Ahah, non. Mais c’est vrai que ça a été dur de trouver de la cohérence entre tous ces titres. On va dire qu'ils forment une suite logique, ils sont guidés par une même volonté en termes de production. Il n’y a pas de morceau zumba ou je-ne-sais-quoi. Ça reste du Seth Gueko ! Mais un Seth qui s’ouvre aux autres. Tout simplement parce que j’ai bien conscience que ma voix est très lourde, elle peut peser sur tout un projet. Même moi, elle me tape sur le système parfois... Là, je pense que la présence de Jazzy Bazz, Dosseh ou Flynt adoucit mon rap, ça laisse exprimer ma sensibilité. Une sensibilité féminine, par moment.
J’ai l’impression que depuis quelques albums, tu assumes plus ton âge et ta position au sein du rap français. Tu as compris que tu ne serais jamais la star du genre ?
J’ai 38 ans et je prône un rap sombre, presque infâme. Et rien ne pourra changer ça, surtout pas la course aux chiffres dans laquelle se sont lancés tout un tas de rappeurs. Je ne suis en concurrence qu’avec moi-même.
Est-ce que tu as parlé du fait de vieillir dans le rap avec Akhenaton et Kool Shen ?
Non, mais il y a un réel défi dans le fait de travailler avec ces artistes issus d’une génération plus grande que la mienne. Déjà, parce que c’est une consécration pour moi d’avoir le respect de mecs pareils. Mais aussi parce que c’était l’occasion de prouver à leur public qu’il y avait une vraie finesse dans mon écriture, qu’elle ne se résumait pas à des punchlines salaces.
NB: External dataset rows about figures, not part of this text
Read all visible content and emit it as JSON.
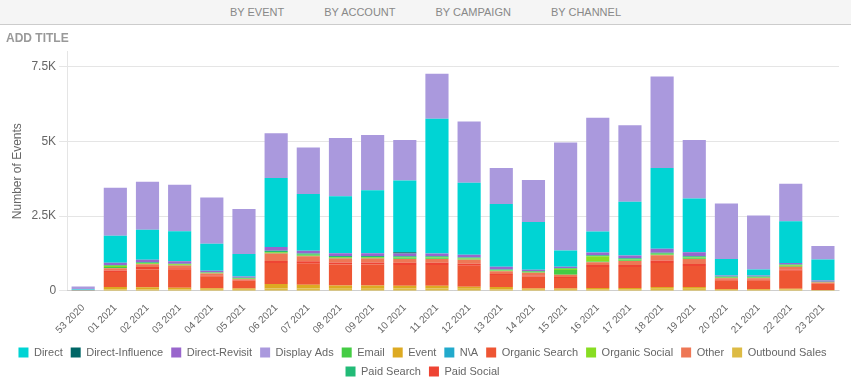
{
  "chart_data": {
    "type": "bar",
    "title": "ADD TITLE",
    "annotations": [
      "BY EVENT",
      "BY ACCOUNT",
      "BY CAMPAIGN",
      "BY CHANNEL"
    ],
    "categories": [
      "53 2020",
      "01 2021",
      "02 2021",
      "03 2021",
      "04 2021",
      "05 2021",
      "06 2021",
      "07 2021",
      "08 2021",
      "09 2021",
      "10 2021",
      "11 2021",
      "12 2021",
      "13 2021",
      "14 2021",
      "15 2021",
      "16 2021",
      "17 2021",
      "18 2021",
      "19 2021",
      "20 2021",
      "21 2021",
      "22 2021",
      "23 2021"
    ],
    "series": [
      {
        "name": "Outbound Sales",
        "color": "#ddbb44",
        "values": [
          0,
          50,
          50,
          50,
          40,
          40,
          80,
          80,
          70,
          70,
          80,
          80,
          70,
          50,
          40,
          40,
          60,
          60,
          70,
          70,
          30,
          30,
          50,
          20
        ]
      },
      {
        "name": "Event",
        "color": "#ddaa22",
        "values": [
          0,
          80,
          70,
          60,
          50,
          40,
          150,
          130,
          110,
          110,
          90,
          90,
          70,
          80,
          40,
          40,
          40,
          40,
          60,
          60,
          25,
          25,
          25,
          10
        ]
      },
      {
        "name": "Organic Search",
        "color": "#ee5533",
        "values": [
          20,
          500,
          600,
          600,
          400,
          250,
          700,
          700,
          700,
          700,
          700,
          700,
          700,
          400,
          400,
          350,
          700,
          700,
          800,
          700,
          300,
          300,
          600,
          200
        ]
      },
      {
        "name": "Paid Social",
        "color": "#ee4433",
        "values": [
          0,
          50,
          80,
          50,
          30,
          20,
          70,
          80,
          70,
          70,
          70,
          70,
          70,
          40,
          40,
          40,
          70,
          70,
          90,
          70,
          25,
          25,
          45,
          15
        ]
      },
      {
        "name": "Other",
        "color": "#ee7755",
        "values": [
          0,
          80,
          90,
          90,
          60,
          40,
          250,
          170,
          130,
          130,
          130,
          130,
          130,
          90,
          90,
          70,
          90,
          130,
          170,
          170,
          45,
          45,
          90,
          40
        ]
      },
      {
        "name": "Email",
        "color": "#44cc44",
        "values": [
          0,
          40,
          15,
          15,
          15,
          25,
          25,
          25,
          25,
          25,
          25,
          25,
          15,
          15,
          15,
          160,
          25,
          25,
          25,
          25,
          25,
          25,
          25,
          8
        ]
      },
      {
        "name": "Organic Social",
        "color": "#88dd22",
        "values": [
          0,
          40,
          25,
          25,
          15,
          15,
          25,
          25,
          25,
          25,
          25,
          25,
          25,
          15,
          15,
          40,
          170,
          25,
          25,
          25,
          15,
          15,
          25,
          8
        ]
      },
      {
        "name": "Paid Search",
        "color": "#22bb77",
        "values": [
          0,
          25,
          25,
          15,
          15,
          15,
          40,
          40,
          40,
          40,
          40,
          40,
          40,
          25,
          25,
          25,
          40,
          40,
          40,
          40,
          15,
          15,
          25,
          8
        ]
      },
      {
        "name": "Direct-Revisit",
        "color": "#9966cc",
        "values": [
          0,
          80,
          90,
          90,
          50,
          40,
          130,
          90,
          90,
          90,
          90,
          90,
          90,
          90,
          40,
          40,
          90,
          90,
          130,
          130,
          40,
          40,
          45,
          40
        ]
      },
      {
        "name": "Direct-Influence",
        "color": "#006666",
        "values": [
          0,
          0,
          0,
          0,
          0,
          0,
          0,
          0,
          0,
          0,
          40,
          0,
          0,
          0,
          0,
          0,
          0,
          0,
          0,
          0,
          0,
          0,
          0,
          0
        ]
      },
      {
        "name": "Direct",
        "color": "#00d4d4",
        "values": [
          30,
          900,
          1000,
          1000,
          900,
          750,
          2300,
          1900,
          1900,
          2100,
          2400,
          4500,
          2400,
          2100,
          1600,
          550,
          700,
          1800,
          2700,
          1800,
          550,
          200,
          1400,
          700
        ]
      },
      {
        "name": "N\\A",
        "color": "#22aacc",
        "values": [
          0,
          0,
          0,
          0,
          0,
          0,
          0,
          0,
          0,
          0,
          0,
          0,
          0,
          0,
          0,
          0,
          0,
          0,
          0,
          0,
          0,
          0,
          0,
          0
        ]
      },
      {
        "name": "Display Ads",
        "color": "#aa99dd",
        "values": [
          100,
          1600,
          1600,
          1550,
          1550,
          1500,
          1500,
          1550,
          1950,
          1850,
          1350,
          1500,
          2050,
          1200,
          1400,
          3600,
          3800,
          2550,
          3050,
          1950,
          1850,
          1800,
          1250,
          450
        ]
      }
    ],
    "ylabel": "Number of Events",
    "ylim": [
      0,
      8000
    ],
    "yticks": [
      0,
      {
        "value": 2500,
        "label": "2.5K"
      },
      {
        "value": 5000,
        "label": "5K"
      },
      {
        "value": 7500,
        "label": "7.5K"
      }
    ],
    "stacked": true,
    "grid": true,
    "legend": "bottom"
  }
}
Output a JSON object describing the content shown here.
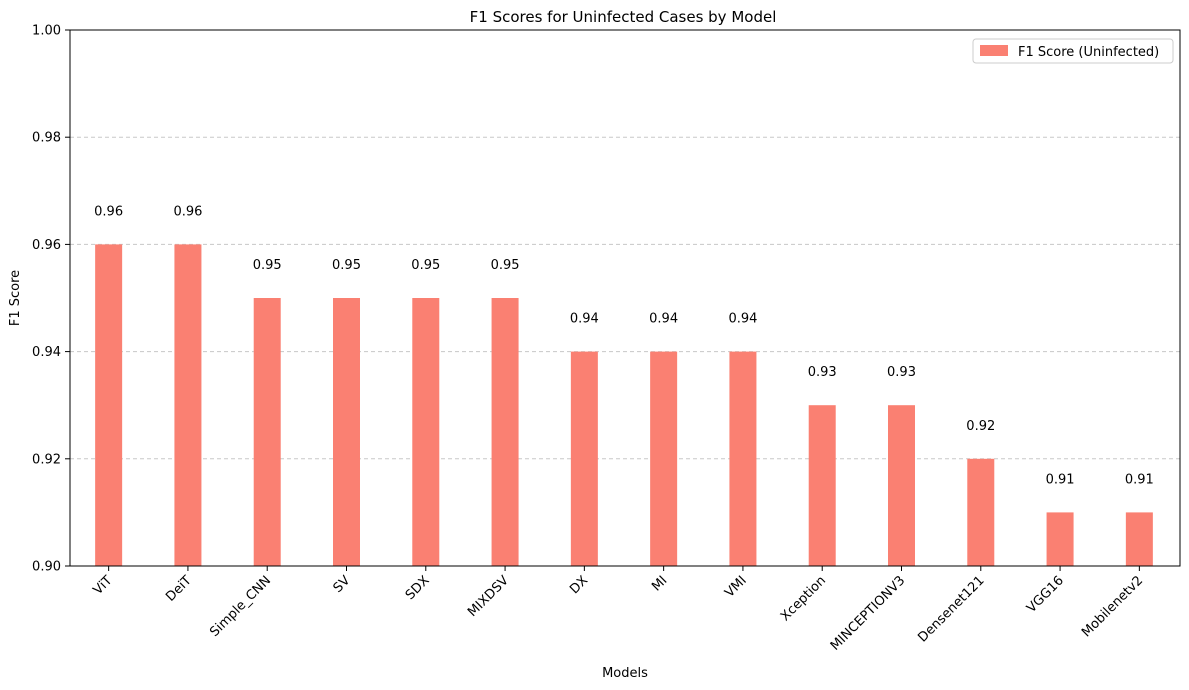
{
  "chart_data": {
    "type": "bar",
    "title": "F1 Scores for Uninfected Cases by Model",
    "xlabel": "Models",
    "ylabel": "F1 Score",
    "ylim": [
      0.9,
      1.0
    ],
    "yticks": [
      "0.90",
      "0.92",
      "0.94",
      "0.96",
      "0.98",
      "1.00"
    ],
    "grid": "y dashed",
    "legend_position": "top-right",
    "categories": [
      "ViT",
      "DeiT",
      "Simple_CNN",
      "SV",
      "SDX",
      "MIXDSV",
      "DX",
      "MI",
      "VMI",
      "Xception",
      "MINCEPTIONV3",
      "Densenet121",
      "VGG16",
      "Mobilenetv2"
    ],
    "series": [
      {
        "name": "F1 Score (Uninfected)",
        "color": "#fa8072",
        "values": [
          0.96,
          0.96,
          0.95,
          0.95,
          0.95,
          0.95,
          0.94,
          0.94,
          0.94,
          0.93,
          0.93,
          0.92,
          0.91,
          0.91
        ],
        "labels": [
          "0.96",
          "0.96",
          "0.95",
          "0.95",
          "0.95",
          "0.95",
          "0.94",
          "0.94",
          "0.94",
          "0.93",
          "0.93",
          "0.92",
          "0.91",
          "0.91"
        ]
      }
    ]
  }
}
Tu as l’impression que les rappeurs ne peuvent plus se contenter de rapper ?
On vit dans une époque où on n’écoute plus un album, où les mecs se contentent de singles. On ne vend plus de la musique, mais une image. Et c’est dommage… Moi, je suis né avec le son boom bap et les rimes multisyllabiques, donc je continue de les défendre. Pareil, en tant que blanc de banlieue, j’ai grandi avec une double culture : celle du pe-ra et celle des barlous, à travers mes oncles.
Je ne vais pas soudainement tourner le dos à tout ça sous prétexte que la mode dans le rap est aux morceaux chantés. Je dois continuer de mettre ce que je suis en avant. D’autant que ça me permet d’avoir un champ lexical beaucoup plus large que bien d’autres rappeurs : je peux parler de raclette, de Harley ou de caravane, ça permet une gymnastique du cerveau beaucoup plus grande.
Tu le mentionnais tout à l’heure, mais ALB est un titre très bluesy. C’est une façon pour toi de dire que tu vas prendre la place de Johnny dans le cœur des Français ?
Ahah. Le truc avec le blues, c’est que tu peux bien t’amuser avec ce format quand tu as la verve. Moi, ça m’a éclaté de faire ce morceau, qui se veut étonnant tout en restant dans mon créneau. Et puis ça me permet de dénoncer un peu (les réseaux pédophiles, les décisions qui ont conduit à l’arrivée des gilets jaunes, etc.). Mais bon, pour ça, il faut tendre l’oreille. C’est comme pour CANAL+ : il faut parfois un décodeur pour bien me comprendre.
Sur « Destroy » tu te laisses parfois aller à un peu de mélancolie. Tu as pourtant tout pour être heureux, non ?
Bien sûr ! C’est plus un délire qu’autre chose ! Moi, j’ai beaucoup de chance dans ma vie personnelle. Tout ce que j’ai toujours demandé à Dieu, j’ai fini par l’avoir. Pas toujours au moment où je le voulais, mais je l’ai eu. J’ai une femme, un commerce, des enfants, des tas d’albums et des concerts remplis. Alors, oui, je n’ai pas de disque d’or, mais comme on dit : « No money, no problem. » Je sais d'où je viens et, surtout, je sais qui m'entoure. Je n'ai pas besoin de ces girouettes sans parole qui m'ont dit OK pour un featuring et n'ont jamais donné suite sous pretexte que je ne suis pas de ces rappeurs qui vont faire rapidement un million de vues avec leur clip.
Tu le regrettes ?
Non, c'est tant mieux : au moins, je n'attire pas ceux qui ne pensent qu'à travers les clics ou le buzz. Et, crois-moi, il y a en beaucoup. L'industrie est remplie de gens qui se comportent comme des ombres. Ils sont là quand la lumière apparaît autour de toi, mais disparaissent illico une fois l'obscurité arrivée.